I would first give them a trial run to see how they sound , because at that price it just makes me wonder what kind of performance will you get from low priced taiwanese speakers.


----------



## nova (Apr 30, 2006)

For your budget, consider an SVS PB10-NSD. Check out Wayne's sticky at the top of the page. An excellent overview of four good subs that come in under your budget.


----------



## don5738 (Jan 7, 2008)

louthewiz said:


> I would first give them a trial run to see how they sound , because at that price it just makes me wonder what kind of performance will you get from low priced taiwanese speakers.


well I saw the review on these speakers here at the shack he thought they were pretty good also they are actually built in ohio look them up tell me what you think


----------



## don5738 (Jan 7, 2008)

*trying to find sub*

I'm inthe middle of my HT build and I;m looking for a sub seen a ksw-12 sub new for 300.00 my room is 15x25 dedicated room would this work well? would like some input also anyone know where to buy used projectors or refurbished? 



thanks Don


----------



## Sonnie (Apr 11, 2006)

Hi Don... you already had this sub thread going so I moved your post here.

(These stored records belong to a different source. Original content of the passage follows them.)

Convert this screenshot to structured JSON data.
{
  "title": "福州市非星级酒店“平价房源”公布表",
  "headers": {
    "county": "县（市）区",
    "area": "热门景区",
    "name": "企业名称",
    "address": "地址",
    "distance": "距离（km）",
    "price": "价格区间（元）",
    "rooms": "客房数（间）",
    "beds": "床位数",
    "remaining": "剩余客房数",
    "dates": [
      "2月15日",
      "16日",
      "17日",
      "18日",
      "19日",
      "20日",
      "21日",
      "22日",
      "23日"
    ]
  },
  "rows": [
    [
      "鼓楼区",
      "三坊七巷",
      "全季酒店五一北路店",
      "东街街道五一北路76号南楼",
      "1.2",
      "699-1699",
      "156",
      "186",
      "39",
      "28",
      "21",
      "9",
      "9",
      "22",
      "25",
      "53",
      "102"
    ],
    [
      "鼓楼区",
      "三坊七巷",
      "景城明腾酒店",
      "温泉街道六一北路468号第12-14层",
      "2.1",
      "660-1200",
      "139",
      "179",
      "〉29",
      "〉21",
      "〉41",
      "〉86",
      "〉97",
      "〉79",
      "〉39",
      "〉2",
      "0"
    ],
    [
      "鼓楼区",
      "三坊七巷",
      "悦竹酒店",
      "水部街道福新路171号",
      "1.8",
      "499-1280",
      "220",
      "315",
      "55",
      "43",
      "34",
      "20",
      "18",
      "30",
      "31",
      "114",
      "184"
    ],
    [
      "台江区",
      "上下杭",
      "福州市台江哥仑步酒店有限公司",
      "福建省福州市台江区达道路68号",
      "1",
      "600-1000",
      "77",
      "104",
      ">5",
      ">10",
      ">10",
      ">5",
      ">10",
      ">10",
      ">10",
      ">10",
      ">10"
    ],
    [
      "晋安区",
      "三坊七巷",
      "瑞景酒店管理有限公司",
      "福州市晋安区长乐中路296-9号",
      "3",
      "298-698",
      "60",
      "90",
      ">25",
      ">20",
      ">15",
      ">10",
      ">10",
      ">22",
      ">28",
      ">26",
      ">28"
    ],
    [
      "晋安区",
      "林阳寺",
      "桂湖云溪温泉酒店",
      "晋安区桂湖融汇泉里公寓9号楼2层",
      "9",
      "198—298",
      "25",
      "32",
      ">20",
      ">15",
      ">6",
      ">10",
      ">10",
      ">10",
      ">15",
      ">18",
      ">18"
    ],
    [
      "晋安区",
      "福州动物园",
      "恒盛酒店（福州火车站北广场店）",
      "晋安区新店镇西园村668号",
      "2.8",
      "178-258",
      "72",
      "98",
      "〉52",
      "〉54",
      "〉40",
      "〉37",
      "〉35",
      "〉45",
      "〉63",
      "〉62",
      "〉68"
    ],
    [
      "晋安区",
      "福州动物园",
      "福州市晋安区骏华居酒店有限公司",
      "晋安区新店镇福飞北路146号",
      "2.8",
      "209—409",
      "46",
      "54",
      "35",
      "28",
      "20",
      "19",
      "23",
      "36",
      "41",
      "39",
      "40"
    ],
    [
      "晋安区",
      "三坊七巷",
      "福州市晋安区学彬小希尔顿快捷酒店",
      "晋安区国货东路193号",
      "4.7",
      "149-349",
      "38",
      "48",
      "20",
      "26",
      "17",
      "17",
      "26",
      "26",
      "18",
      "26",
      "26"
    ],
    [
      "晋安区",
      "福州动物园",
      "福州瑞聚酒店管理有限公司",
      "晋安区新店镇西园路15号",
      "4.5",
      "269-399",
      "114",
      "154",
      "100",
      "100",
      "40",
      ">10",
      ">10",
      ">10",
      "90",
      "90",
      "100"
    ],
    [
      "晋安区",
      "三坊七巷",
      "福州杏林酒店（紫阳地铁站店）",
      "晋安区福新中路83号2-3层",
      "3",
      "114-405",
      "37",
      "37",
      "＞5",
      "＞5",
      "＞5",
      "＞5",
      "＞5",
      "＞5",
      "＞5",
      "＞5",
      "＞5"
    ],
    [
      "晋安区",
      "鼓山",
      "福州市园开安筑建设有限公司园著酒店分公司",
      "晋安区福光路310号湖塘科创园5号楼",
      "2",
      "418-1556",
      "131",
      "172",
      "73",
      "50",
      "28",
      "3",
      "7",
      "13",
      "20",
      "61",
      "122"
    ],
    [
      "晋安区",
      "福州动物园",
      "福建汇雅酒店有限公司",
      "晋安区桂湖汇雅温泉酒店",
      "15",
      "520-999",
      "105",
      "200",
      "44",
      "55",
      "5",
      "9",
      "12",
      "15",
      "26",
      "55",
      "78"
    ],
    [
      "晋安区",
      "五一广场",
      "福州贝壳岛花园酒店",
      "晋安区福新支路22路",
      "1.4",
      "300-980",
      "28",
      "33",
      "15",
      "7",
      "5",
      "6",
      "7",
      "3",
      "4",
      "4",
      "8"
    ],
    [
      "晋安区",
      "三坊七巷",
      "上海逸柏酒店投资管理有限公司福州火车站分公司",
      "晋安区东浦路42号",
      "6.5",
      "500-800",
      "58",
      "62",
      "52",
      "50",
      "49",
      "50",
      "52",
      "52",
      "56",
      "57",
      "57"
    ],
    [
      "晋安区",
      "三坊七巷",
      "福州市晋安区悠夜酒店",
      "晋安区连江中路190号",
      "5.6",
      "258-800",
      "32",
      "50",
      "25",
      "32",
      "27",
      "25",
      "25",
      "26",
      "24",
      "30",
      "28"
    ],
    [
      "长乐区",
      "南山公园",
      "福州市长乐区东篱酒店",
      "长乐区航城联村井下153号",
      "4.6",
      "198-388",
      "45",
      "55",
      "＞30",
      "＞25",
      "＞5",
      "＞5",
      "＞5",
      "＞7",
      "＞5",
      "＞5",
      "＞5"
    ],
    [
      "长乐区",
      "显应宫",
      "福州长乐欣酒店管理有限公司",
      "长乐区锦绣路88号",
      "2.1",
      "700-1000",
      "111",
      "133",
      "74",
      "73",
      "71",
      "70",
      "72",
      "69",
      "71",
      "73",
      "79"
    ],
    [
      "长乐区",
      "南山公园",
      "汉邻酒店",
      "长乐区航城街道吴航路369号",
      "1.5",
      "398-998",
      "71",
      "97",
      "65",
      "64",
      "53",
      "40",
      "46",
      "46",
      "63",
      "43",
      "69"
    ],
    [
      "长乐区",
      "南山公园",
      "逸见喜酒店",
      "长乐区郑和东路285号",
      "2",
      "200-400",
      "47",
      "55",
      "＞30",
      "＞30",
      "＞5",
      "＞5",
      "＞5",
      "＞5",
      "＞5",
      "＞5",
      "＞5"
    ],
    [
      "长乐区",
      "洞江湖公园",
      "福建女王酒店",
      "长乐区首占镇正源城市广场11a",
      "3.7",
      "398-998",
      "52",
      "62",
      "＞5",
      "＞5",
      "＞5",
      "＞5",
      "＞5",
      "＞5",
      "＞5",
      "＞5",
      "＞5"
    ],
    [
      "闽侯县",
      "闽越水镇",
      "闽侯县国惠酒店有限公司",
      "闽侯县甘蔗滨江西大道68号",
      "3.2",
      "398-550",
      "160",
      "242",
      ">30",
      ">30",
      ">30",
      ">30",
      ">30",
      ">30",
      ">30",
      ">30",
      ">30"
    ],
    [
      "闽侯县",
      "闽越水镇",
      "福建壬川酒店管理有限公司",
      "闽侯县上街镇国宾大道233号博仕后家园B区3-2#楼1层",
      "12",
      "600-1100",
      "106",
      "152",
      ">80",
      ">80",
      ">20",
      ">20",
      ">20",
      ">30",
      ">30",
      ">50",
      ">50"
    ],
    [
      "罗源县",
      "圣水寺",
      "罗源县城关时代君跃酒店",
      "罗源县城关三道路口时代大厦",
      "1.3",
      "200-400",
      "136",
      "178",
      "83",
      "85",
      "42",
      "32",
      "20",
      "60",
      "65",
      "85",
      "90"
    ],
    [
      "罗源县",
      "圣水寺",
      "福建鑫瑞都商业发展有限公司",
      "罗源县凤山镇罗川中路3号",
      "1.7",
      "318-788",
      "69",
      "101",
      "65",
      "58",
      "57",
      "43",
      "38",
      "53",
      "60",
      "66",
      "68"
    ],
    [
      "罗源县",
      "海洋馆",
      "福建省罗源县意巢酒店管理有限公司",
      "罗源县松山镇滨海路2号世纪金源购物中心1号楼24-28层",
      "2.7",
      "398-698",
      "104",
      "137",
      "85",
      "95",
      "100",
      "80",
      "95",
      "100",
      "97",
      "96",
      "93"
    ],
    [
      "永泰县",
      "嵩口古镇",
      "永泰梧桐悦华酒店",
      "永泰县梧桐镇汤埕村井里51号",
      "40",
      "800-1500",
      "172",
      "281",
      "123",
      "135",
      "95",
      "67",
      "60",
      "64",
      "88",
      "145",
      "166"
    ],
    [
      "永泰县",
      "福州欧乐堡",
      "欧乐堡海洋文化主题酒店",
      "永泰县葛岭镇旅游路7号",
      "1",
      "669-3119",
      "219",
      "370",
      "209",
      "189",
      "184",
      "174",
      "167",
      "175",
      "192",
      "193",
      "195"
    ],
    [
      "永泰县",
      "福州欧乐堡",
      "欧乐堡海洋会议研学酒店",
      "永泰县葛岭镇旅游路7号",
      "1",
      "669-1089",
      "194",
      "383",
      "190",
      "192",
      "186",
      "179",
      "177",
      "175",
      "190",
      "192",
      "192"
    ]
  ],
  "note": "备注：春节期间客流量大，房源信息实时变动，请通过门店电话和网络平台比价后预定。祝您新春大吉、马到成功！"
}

You also have about 4-5 projector threads going and it appears you have already purchased one. Are you looking for another, if so, you could probably post in one of those threads you already have. I'll probably merge some of those as well.


----------



## don5738 (Jan 7, 2008)

Sonnie said:


> Hi Don... you already had this sub thread going so I moved your post here.
> 
> You also have about 4-5 projector threads going and it appears you have already purchased one. Are you looking for another, if so, you could probably post in one of those threads you already have. I'll probably merge some of those as well.


well sorry about all the diff. posts but after some of the replies i got back from members that epson will not be very good for my HT I'm now looking again for projector and sub epson only has vga connection and no possible hdmi adapter


----------